Theiling Online    Sitemap    Conlang Mailing List HQ   

Re: Complex script editor wish list

From:Jamie Heikkila <ownthenight@...>
Date:Saturday, September 20, 2003, 22:03
I think Unicode would work for such a system... I don't know how
difficult it would be to implement a system.

In case it isn't possible with Unicode.

Ideographs
Non left -> right scripts

-----Original Message-----
From: Herman Miller [mailto:hmiller@IO.COM]
Sent: September 18, 2003 8:42 PM
Subject: Complex script editor wish list

I've been thinking that a configurable text editor with the ability to
use
complex scripts would be a good thing to have. Pretty much all the
scripts
I've come up with since I started doing my conlanging on the computer
have
been fairly simple, but in the pencil and paper days, I had some fairly
complex scripts like the one used for Neesklaaz (as I spelled it in
those
days; I've referred to it as Niskloz or Nieskloz more recently). Vowel
marks in the Neesklaaz script are written over the following consonant,
and
more than one vowel mark can be written over the same consonant.
Adjacent
consonants can combine to form ligatures. Vowel marks are often attached
to
a specific point on a consonant, and multiple vowel marks on the same
consonant may need to be specially positioned or replaced with a
ligature.

All those things are easy with pencil and paper, but I was limited to
transliteration when I put the Neesklaaz vocabulary on the computer. I
did
have a crude printer font that I used with software I wrote to print a
page
in graphics mode, but I rarely used it. And although there are now
editors
that can handle specific complex scripts with specific languages (like
Hindi or Arabic), I don't know of any that's configurable to add new
scripts or languages.

So I've been thinking of writing a primitive text editor that can be
configured to handle complex scripts. (I mean réally primitive, on the
level of Notepad. Nothing you'd use for elaborate documentation, but
good
enough for playing around with scripts.) I'm trying to get an idea of
what
sorts of features would be nice to have in such an application.

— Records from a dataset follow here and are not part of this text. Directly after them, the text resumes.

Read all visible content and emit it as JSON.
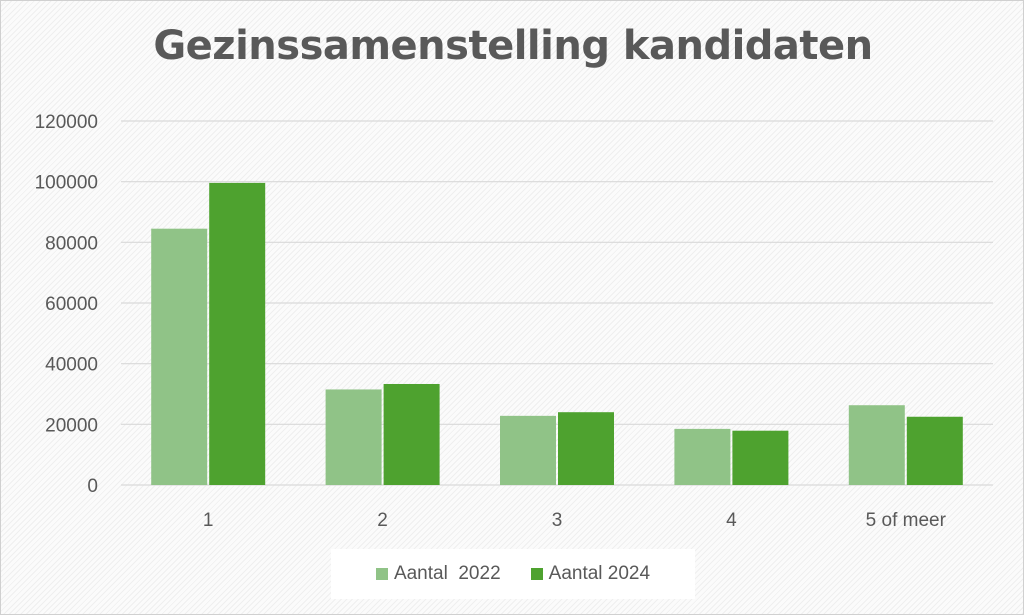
{
  "colors": {
    "series_2022": "#90c387",
    "series_2024": "#4ea22f",
    "gridline": "#d9d9d9",
    "text": "#595959"
  },
  "chart_data": {
    "type": "bar",
    "title": "Gezinssamenstelling kandidaten",
    "xlabel": "",
    "ylabel": "",
    "categories": [
      "1",
      "2",
      "3",
      "4",
      "5 of meer"
    ],
    "series": [
      {
        "name": "Aantal  2022",
        "values": [
          84500,
          31500,
          22800,
          18500,
          26300
        ]
      },
      {
        "name": "Aantal 2024",
        "values": [
          99600,
          33300,
          24000,
          17900,
          22500
        ]
      }
    ],
    "ylim": [
      0,
      120000
    ],
    "yticks": [
      "0",
      "20000",
      "40000",
      "60000",
      "80000",
      "100000",
      "120000"
    ],
    "grid": true,
    "legend_position": "bottom"
  }
}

Clearly, it has to be able to handle ligatures, diacritic placement, and
the kinds of contextual substitution that come up in complex scripts.
The
Kazvarad script has a couple of letters with alternate forms that are
used
when a long ascender would otherwise run into a nearby letter. Script
direction is also important; the Twing script historically used for
Nimoryikh is written right-to-left, and the Kazat ?Akkorou and Yortry
scripts are written vertically. It would be really nice to support mixed
script direction in the same document, but that brings up a whole new
set
of problems, especially with vertical scripts.

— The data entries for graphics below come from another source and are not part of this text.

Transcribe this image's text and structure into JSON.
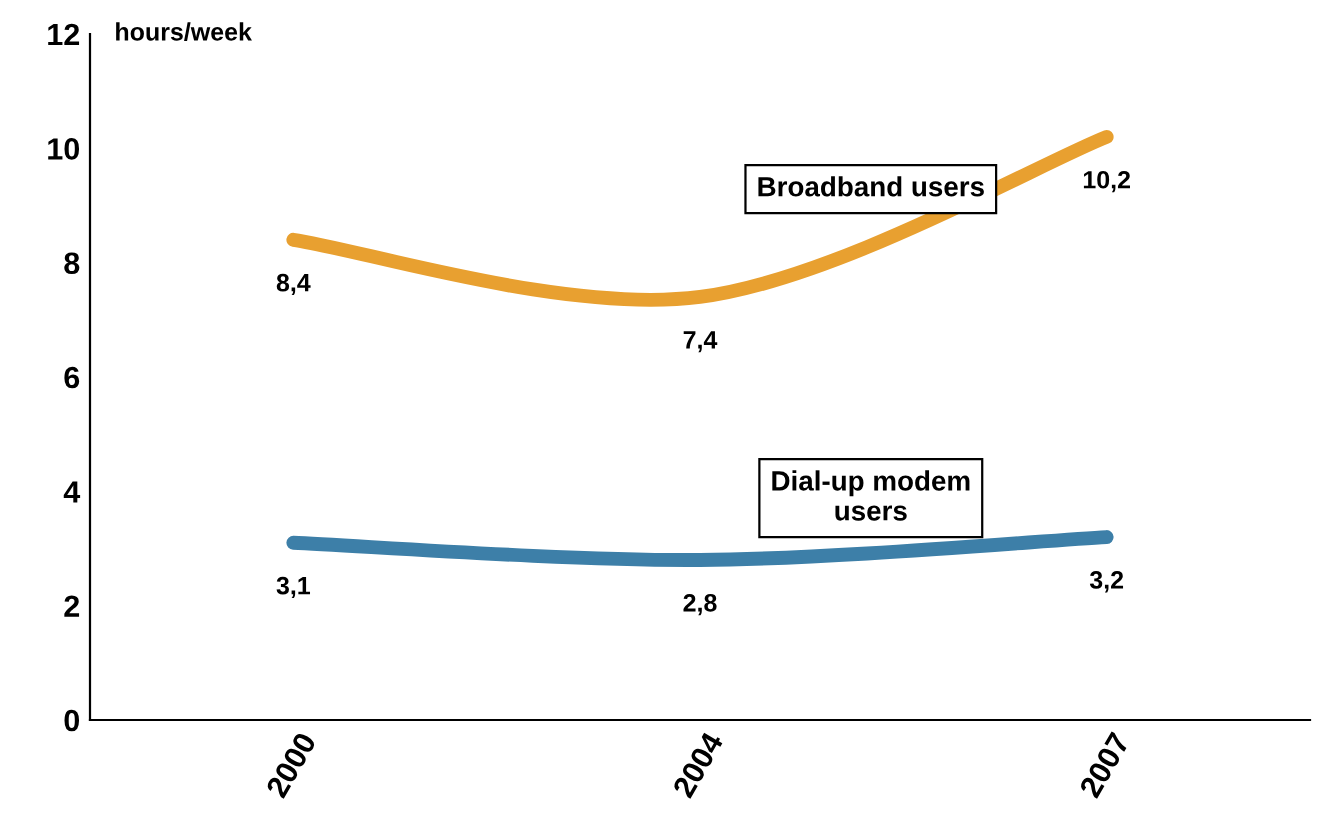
{
  "chart_data": {
    "type": "line",
    "ylabel": "hours/week",
    "categories": [
      "2000",
      "2004",
      "2007"
    ],
    "series": [
      {
        "name": "Broadband users",
        "color": "#e8a030",
        "values": [
          8.4,
          7.4,
          10.2
        ],
        "value_labels": [
          "8,4",
          "7,4",
          "10,2"
        ]
      },
      {
        "name": "Dial-up modem users",
        "color": "#3d7fa8",
        "values": [
          3.1,
          2.8,
          3.2
        ],
        "value_labels": [
          "3,1",
          "2,8",
          "3,2"
        ]
      }
    ],
    "ylim": [
      0,
      12
    ],
    "yticks": [
      0,
      2,
      4,
      6,
      8,
      10,
      12
    ],
    "grid": false,
    "legend": false,
    "marker": "none",
    "line_style": "solid"
  }
}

Real-life scripts like Devanagari have complex reordering rules, where a
short i might need to be moved to the left side of a syllable at the
same
time that an initial r- is moved to the end and replaced with a
combining
mark above the final consonant. Then you've got scripts like Oriya and
Cambodian, where a single vowel character might need to be split up into
three parts before, above, and at the end of the syllable. So the text
display system at least needs to be able to find the boundaries of a
syllable and move characters around relative to those boundaries.
(Probably
one reason the Thai script is encoded differently is that it's not
always
possible to find the syllable boundaries without dictionary lookups.)

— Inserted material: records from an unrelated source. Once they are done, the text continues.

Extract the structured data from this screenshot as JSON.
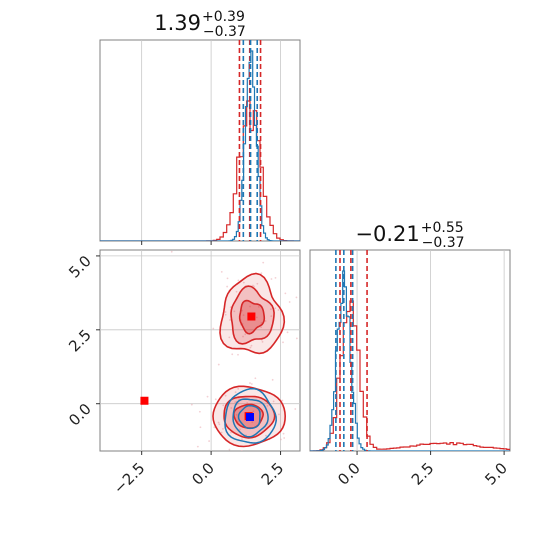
{
  "chart_data": {
    "type": "corner",
    "colors": {
      "series_a": "#d62728",
      "series_b": "#1f77b4"
    },
    "grid": true,
    "parameters": [
      {
        "title_value": "1.39",
        "title_plus": "+0.39",
        "title_minus": "−0.37",
        "range": [
          -4.0,
          3.2
        ],
        "ticks": [
          -2.5,
          0.0,
          2.5
        ],
        "tick_labels": [
          "−2.5",
          "0.0",
          "2.5"
        ],
        "quantiles_a": [
          1.02,
          1.39,
          1.78
        ],
        "quantiles_b": [
          1.16,
          1.42,
          1.66
        ]
      },
      {
        "title_value": "−0.21",
        "title_plus": "+0.55",
        "title_minus": "−0.37",
        "range": [
          -1.6,
          5.2
        ],
        "ticks": [
          0.0,
          2.5,
          5.0
        ],
        "tick_labels": [
          "0.0",
          "2.5",
          "5.0"
        ],
        "quantiles_a": [
          -0.58,
          -0.21,
          0.34
        ],
        "quantiles_b": [
          -0.72,
          -0.45,
          -0.15
        ]
      }
    ],
    "markers": [
      {
        "series": "series_a",
        "x": -2.4,
        "y": 0.1
      },
      {
        "series": "series_a",
        "x": 1.45,
        "y": 2.95
      },
      {
        "series": "series_a",
        "x": 1.35,
        "y": -0.42
      },
      {
        "series": "series_b",
        "x": 1.4,
        "y": -0.45
      }
    ],
    "modes_a": [
      {
        "x": 1.45,
        "y": 2.95,
        "sx": 0.55,
        "sy": 0.65
      },
      {
        "x": 1.35,
        "y": -0.42,
        "sx": 0.65,
        "sy": 0.5
      }
    ],
    "mode_b": {
      "x": 1.4,
      "y": -0.45,
      "sx": 0.35,
      "sy": 0.35
    }
  }
}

There should also be support for multiple languages using the same
script.
For instance, the sequence U+E3CF U+E3CB U+E3E7 should be displayed as a
ligature in Olaetian, but left as separate characters in Azzian. Even in
the Latin script, there are characters that should be displayed
differently
depending on language (like {ó}, which has an acute accent in languages
like Spanish, but a slightly different mark in Polish).

Anything else? I don't know if I'll ever get around to implementing áll
of
these features, but it'd be nice to have a general idea of what script-
related features would be useful to have in an editor.